Was wäre es für ein Unglück, wenn PCB-verseuchtes Grubenwasser z.B. bei einem
Störfall ungereinigt in Gärten oder Häuser fließt! Wer wollte das verantworten?
Vielen Dank für Ihre
Aufmerksamkeit.“
(Anmerkung: Auf
der Sitzung wird ein veränderter Beschlussvorschlag der Verwaltung eingebracht
und dem Beschlussvorschlag im Antrag der Fraktion BergAUF entgegengestellt,
worauf eine Abstimmung über die beiden Alternativen vertagt wurde.)
Herr Engelhardt bat im Anschluss an seinen Redebeitrag diesen Vortrag mit in das Protokoll aufzunehmen.
- Herr Reichling verweist auf die
Stellungnahme der Verwaltung, welche den Fraktionen im Vorfeld der
Ausschusssitzung am heutigen 29.04.2021 zugeleitet wurde. Hier schlägt die
Verwaltung folgende alternative Beschlussfassung vor, welche dieselbe
Zielsetzung verfolgt wie es der Beschlussvorschlag der Fraktion BergAUF
vorsieht:
Der
Rat der Stadt Bergkamen fordert die Ruhrkohle auf die Erkenntnisse aus der
PCB-Pilotanlage am Standort Haus Aden aufzubauen und rechtzeitig bis zur Wiederaufnahme des
Pumpbetriebs der Grubenwasserhaltung eine geeignete großtechnische Anlage zur
möglichst vollständigen PCB-Entfernung aus dem Grubenwasser in Betrieb zu
nehmen.
Die Zeit bis zur möglichen Wiederaufnahme der Grubenwassereinleitung sollte
zudem genutzt werden, um sich einstellende Veränderungen in der Lippe unterhalb
der Einleitungsstelle in Folge der zurzeit nicht stattfindenden
Grubenwassereinleitung zu erfassen, zu dokumentieren und entsprechende Schlüsse
für das wasserrechtliche Verfahren zu ziehen.
- Herr Pufke befürwortet die Ausführungen
der Verwaltung.
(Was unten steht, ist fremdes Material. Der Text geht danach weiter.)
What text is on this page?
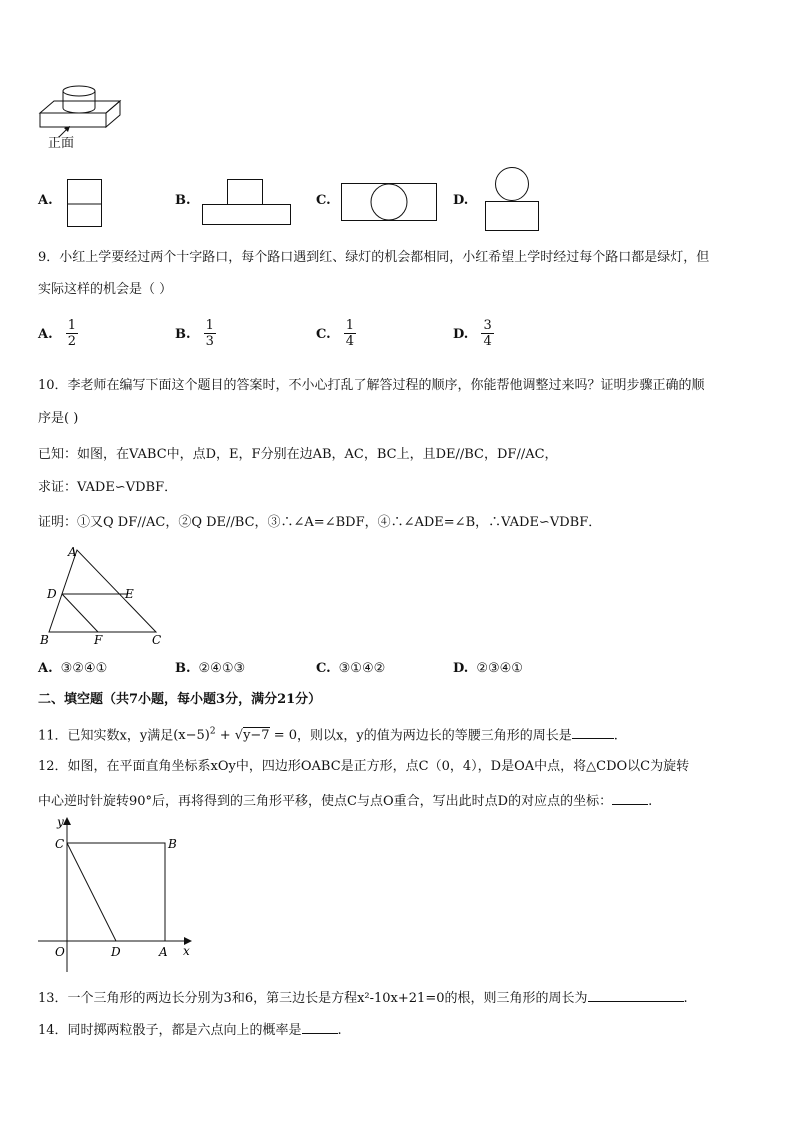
正面
A.	B.	C.	D.
9．小红上学要经过两个十字路口，每个路口遇到红、绿灯的机会都相同，小红希望上学时经过每个路口都是绿灯，但
实际这样的机会是（ ）
A. $\frac{1}{2}$	B. $\frac{1}{3}$	C. $\frac{1}{4}$	D. $\frac{3}{4}$
10．李老师在编写下面这个题目的答案时，不小心打乱了解答过程的顺序，你能帮他调整过来吗？证明步骤正确的顺
序是( )
已知：如图，在VABC中，点D，E，F分别在边AB，AC，BC上，且DE//BC，DF//AC，
求证：VADE∽VDBF．
证明：①又Q DF//AC，②Q DE//BC，③∴∠A=∠BDF，④∴∠ADE=∠B，∴VADE∽VDBF．
A
D	E
B	F	C
A. ③②④①	B. ②④①③	C. ③①④②	D. ②③④①
二、填空题（共7小题，每小题3分，满分21分）
11．已知实数x，y满足$(x-5)^2 + √y-7 = 0$，则以x，y的值为两边长的等腰三角形的周长是	.
12．如图，在平面直角坐标系xOy中，四边形OABC是正方形，点C（0，4），D是OA中点，将△CDO以C为旋转
中心逆时针旋转90°后，再将得到的三角形平移，使点C与点O重合，写出此时点D的对应点的坐标：	.
y
x
C	B
O	D	A
13．一个三角形的两边长分别为3和6，第三边长是方程x²-10x+21=0的根，则三角形的周长为	.
14．同时掷两粒骰子，都是六点向上的概率是	.
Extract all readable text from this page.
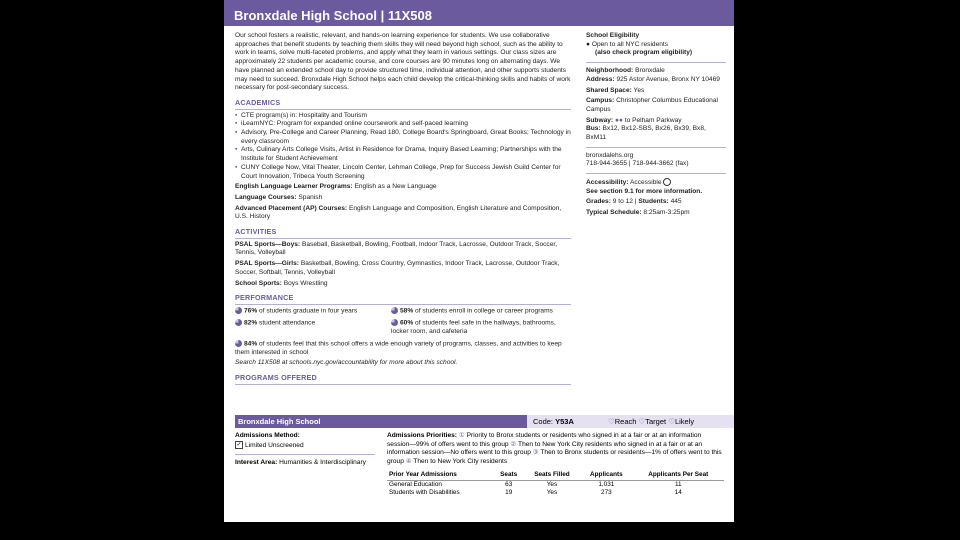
Bronxdale High School | 11X508
Our school fosters a realistic, relevant, and hands-on learning experience for students. We use collaborative approaches that benefit students by teaching them skills they will need beyond high school, such as the ability to work in teams, solve multi-faceted problems, and apply what they learn in various settings. Our class sizes are approximately 22 students per academic course, and core courses are 90 minutes long on alternating days. We have planned an extended school day to provide structured time, individual attention, and other supports students may need to succeed. Bronxdale High School helps each child develop the critical-thinking skills and habits of work necessary for post-secondary success.
ACADEMICS
▪ CTE program(s) in: Hospitality and Tourism
▪ iLearnNYC: Program for expanded online coursework and self-paced learning
▪ Advisory, Pre-College and Career Planning, Read 180, College Board's Springboard, Great Books; Technology in every classroom
▪ Arts, Culinary Arts College Visits, Artist in Residence for Drama, Inquiry Based Learning; Partnerships with the Institute for Student Achievement
▪ CUNY College Now, Vital Theater, Lincoln Center, Lehman College, Prep for Success Jewish Guild Center for Court Innovation, Tribeca Youth Screening
English Language Learner Programs: English as a New Language
Language Courses: Spanish
Advanced Placement (AP) Courses: English Language and Composition, English Literature and Composition, U.S. History
ACTIVITIES
PSAL Sports—Boys: Baseball, Basketball, Bowling, Football, Indoor Track, Lacrosse, Outdoor Track, Soccer, Tennis, Volleyball
PSAL Sports—Girls: Basketball, Bowling, Cross Country, Gymnastics, Indoor Track, Lacrosse, Outdoor Track, Soccer, Softball, Tennis, Volleyball
School Sports: Boys Wrestling
PERFORMANCE
76% of students graduate in four years	58% of students enroll in college or career programs
82% student attendance	60% of students feel safe in the hallways, bathrooms, locker room, and cafeteria
84% of students feel that this school offers a wide enough variety of programs, classes, and activities to keep them interested in school
Search 11X508 at schools.nyc.gov/accountability for more about this school.
PROGRAMS OFFERED
School Eligibility
● Open to all NYC residents
(also check program eligibility)
Neighborhood: Bronxdale
Address: 925 Astor Avenue, Bronx NY 10469
Shared Space: Yes
Campus: Christopher Columbus Educational Campus
Subway: ●● to Pelham Parkway
Bus: Bx12, Bx12-SBS, Bx26, Bx39, Bx8, BxM11
bronxdalehs.org
718-944-3655 | 718-944-3662 (fax)
Accessibility: Accessible
See section 9.1 for more information.
Grades: 9 to 12 | Students: 445
Typical Schedule: 8:25am-3:25pm
Bronxdale High School	Code: Y53A	♡Reach ♡Target ♡Likely
Admissions Method:
✓ Limited Unscreened
Interest Area: Humanities & Interdisciplinary
Admissions Priorities: ① Priority to Bronx students or residents who signed in at a fair or at an information session—99% of offers went to this group ② Then to New York City residents who signed in at a fair or at an information session—No offers went to this group ③ Then to Bronx students or residents—1% of offers went to this group ④ Then to New York City residents
Prior Year Admissions	Seats	Seats Filled	Applicants	Applicants Per Seat
General Education	63	Yes	1,031	11
Students with Disabilities	19	Yes	273	14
Aufgrund des geringen Zeitraums zur tiefgreifenden Prüfung
des Beschlussvorschlags der Verwaltung, beantragt Herr Pufke jedoch in der
heutigen Sitzung keinen Beschluss zu fassen und diesen Tagesordnungspunkt
auch im Haupt- und Finanzausschuss sowie im Rat zu vertagen, um somit
ausreichend Zeit zur Beratung für die Fraktionen zu generieren.
- Herr Riller und Herr Brückner sprechen
sich ebenfalls für eine Vertagung der Beschlussfassung aus.
- Der Ausschussvorsitzende vertagt die
Beschlussfassung über den Antrag.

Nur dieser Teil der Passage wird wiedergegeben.